Sunday, August 14, 2011

Challenges to Claim That Mariemont is Largest Effigy Mound

Let the battle begin!

From The Columbus Disptach Online

Prof claims he’s found even greater serpent mound
By Dylan Tussel
Wednesday August 3, 2011 11:15 AM

There are more than 2,000 ancient earthworks in Ohio, including two effigy mounds. One of them is the Great Serpent Mound in Adams County, the largest of its kind in the world.

That could change if a University of Cincinnati anthropology professor has his way.

Ken Tankersley says a 2,952-foot-long mound that runs through Mariemont in Hamilton County is more than an embankment built by an ancient culture.

He believes the mound, first described more than 100 years ago, is a serpent mound, one that would dwarf the Adams County earthwork.

“It’s a snake,” Tankersley told the Cincinnati Enquirer.

He even wrote a paper published in the journal North American Archaeologist.

But some Ohio archaeologists say his findings are inconclusive.
“A lot of times you had embankments that run along edges of bluffs in places like Fort Ancient,” said Robert Genheimer, an archaeologist with the Cincinnati Museum Center.

“Naturally, bluffs aren’t straight. Is that what we actually refer to as serpentine or sinuous?"

Bradley Lepper, an archaeologist with the Ohio Historical Society, said no, it’s not.

“It looks to be an embankment, more or less, that follows the hill and then ends in an unusual, blobby enclosure,” he said. “I don’t see anything particularly serpentine about it.”

Lepper said if you want to see serpentine, go to Adams County.

“You can show Serpent Mound to anyone and they’ll recognize it’s a serpent,” he said. “The Mariemont serpent that Dr.
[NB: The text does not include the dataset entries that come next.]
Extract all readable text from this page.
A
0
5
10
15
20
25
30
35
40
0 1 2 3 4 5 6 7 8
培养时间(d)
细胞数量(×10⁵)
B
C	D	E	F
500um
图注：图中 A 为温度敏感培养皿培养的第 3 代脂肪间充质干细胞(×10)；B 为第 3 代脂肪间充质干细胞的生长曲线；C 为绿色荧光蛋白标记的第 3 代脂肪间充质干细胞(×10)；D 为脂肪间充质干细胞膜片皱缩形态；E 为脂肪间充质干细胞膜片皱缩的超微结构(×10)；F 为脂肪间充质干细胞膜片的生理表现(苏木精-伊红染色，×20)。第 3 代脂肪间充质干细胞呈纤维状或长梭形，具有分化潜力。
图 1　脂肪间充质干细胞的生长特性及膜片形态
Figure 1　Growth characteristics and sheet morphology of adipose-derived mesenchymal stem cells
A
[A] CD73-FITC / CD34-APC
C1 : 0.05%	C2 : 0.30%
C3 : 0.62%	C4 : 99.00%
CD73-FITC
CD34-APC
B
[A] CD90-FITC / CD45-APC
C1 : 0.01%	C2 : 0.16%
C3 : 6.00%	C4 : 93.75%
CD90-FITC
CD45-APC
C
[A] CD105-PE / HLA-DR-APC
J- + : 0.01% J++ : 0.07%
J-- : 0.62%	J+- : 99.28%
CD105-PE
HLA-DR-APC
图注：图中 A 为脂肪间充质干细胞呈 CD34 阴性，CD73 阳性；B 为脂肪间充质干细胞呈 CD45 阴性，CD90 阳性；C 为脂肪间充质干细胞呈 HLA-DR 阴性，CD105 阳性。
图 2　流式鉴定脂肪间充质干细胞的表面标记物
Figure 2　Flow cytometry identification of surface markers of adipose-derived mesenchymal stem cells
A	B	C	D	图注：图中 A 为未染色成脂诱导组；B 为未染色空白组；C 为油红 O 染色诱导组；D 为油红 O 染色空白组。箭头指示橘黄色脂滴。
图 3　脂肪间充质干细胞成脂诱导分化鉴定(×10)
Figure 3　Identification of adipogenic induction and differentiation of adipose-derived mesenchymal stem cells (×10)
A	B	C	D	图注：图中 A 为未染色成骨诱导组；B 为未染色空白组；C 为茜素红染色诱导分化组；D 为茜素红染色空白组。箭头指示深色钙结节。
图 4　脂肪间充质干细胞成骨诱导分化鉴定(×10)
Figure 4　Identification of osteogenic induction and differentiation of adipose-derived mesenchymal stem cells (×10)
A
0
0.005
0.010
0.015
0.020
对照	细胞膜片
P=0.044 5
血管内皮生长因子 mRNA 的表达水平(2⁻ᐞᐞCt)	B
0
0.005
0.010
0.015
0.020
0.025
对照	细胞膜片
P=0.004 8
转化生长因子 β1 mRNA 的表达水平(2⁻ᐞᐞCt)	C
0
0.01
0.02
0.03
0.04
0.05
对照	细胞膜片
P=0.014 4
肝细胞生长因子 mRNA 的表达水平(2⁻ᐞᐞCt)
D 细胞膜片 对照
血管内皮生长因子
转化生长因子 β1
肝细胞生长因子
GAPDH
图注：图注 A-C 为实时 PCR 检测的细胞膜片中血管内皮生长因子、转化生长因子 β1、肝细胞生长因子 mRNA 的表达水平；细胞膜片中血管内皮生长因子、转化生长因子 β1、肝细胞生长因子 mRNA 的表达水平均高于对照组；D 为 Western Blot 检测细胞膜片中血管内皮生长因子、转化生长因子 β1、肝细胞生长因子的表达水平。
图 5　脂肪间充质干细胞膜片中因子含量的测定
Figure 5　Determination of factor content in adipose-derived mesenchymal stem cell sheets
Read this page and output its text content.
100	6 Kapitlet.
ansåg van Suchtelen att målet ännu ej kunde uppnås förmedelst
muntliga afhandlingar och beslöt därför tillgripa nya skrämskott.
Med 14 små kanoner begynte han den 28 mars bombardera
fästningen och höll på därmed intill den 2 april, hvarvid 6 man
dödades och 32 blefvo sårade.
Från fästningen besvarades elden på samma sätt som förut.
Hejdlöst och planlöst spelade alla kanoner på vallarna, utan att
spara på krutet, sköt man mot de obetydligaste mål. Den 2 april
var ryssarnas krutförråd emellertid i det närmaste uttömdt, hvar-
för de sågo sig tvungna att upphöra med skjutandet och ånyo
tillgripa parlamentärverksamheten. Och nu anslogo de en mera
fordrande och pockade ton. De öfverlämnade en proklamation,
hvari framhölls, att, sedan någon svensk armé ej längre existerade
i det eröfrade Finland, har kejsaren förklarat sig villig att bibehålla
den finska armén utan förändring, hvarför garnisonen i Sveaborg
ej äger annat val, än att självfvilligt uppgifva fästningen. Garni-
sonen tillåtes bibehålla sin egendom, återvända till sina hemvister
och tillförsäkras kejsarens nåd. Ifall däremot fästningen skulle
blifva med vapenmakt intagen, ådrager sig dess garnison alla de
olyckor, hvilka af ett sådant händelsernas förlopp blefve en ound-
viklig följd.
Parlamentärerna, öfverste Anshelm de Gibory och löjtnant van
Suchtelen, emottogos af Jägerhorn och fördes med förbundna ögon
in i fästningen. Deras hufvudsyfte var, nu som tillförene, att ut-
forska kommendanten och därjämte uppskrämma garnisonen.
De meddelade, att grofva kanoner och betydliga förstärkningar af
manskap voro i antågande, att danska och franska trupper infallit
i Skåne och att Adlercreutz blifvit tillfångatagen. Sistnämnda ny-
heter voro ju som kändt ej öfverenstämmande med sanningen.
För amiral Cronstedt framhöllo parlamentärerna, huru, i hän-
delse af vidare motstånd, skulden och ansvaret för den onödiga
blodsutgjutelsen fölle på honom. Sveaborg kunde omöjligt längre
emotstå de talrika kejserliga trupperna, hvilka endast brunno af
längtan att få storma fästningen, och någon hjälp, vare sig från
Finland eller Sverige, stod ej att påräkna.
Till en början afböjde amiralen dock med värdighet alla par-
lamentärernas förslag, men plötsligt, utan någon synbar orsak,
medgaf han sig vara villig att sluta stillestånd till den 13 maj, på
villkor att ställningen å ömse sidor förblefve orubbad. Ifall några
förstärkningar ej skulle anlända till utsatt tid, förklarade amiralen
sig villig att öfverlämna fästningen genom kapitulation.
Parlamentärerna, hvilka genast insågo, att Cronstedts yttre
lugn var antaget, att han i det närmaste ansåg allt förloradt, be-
Tankersley discovered is … probably a prehistoric wall.”

When reached yesterday by The Dispatch, Tankersley responded in an email: “I have no interest in helping you create conflict with a competing news story. ... Regardless of the subject, you will always be able to find an opposing side.”

The Mariemont earthwork is more than twice the size of the about 1,300-foot Serpent Mound.
“It’s a long wall, but ... there are a lot of bigger earthworks.”

The mound appears to function for controlling water, Genheimer said. Because of development around and disturbance to the earthwork, it is difficult to determine how it originally was constructed.

“The present contours don’t reflect the original contours,” Genheimer said.

The other recognized effigy in Ohio is the Alligator Mound in Licking County.

Both are believed to be the work of what archaeologists call the Fort Ancient culture about A.D. 1000.

Lepper said Native Americans likely made animal effigies as shrines to the spirits of the underworld. They were places, he said, where people would bring offerings.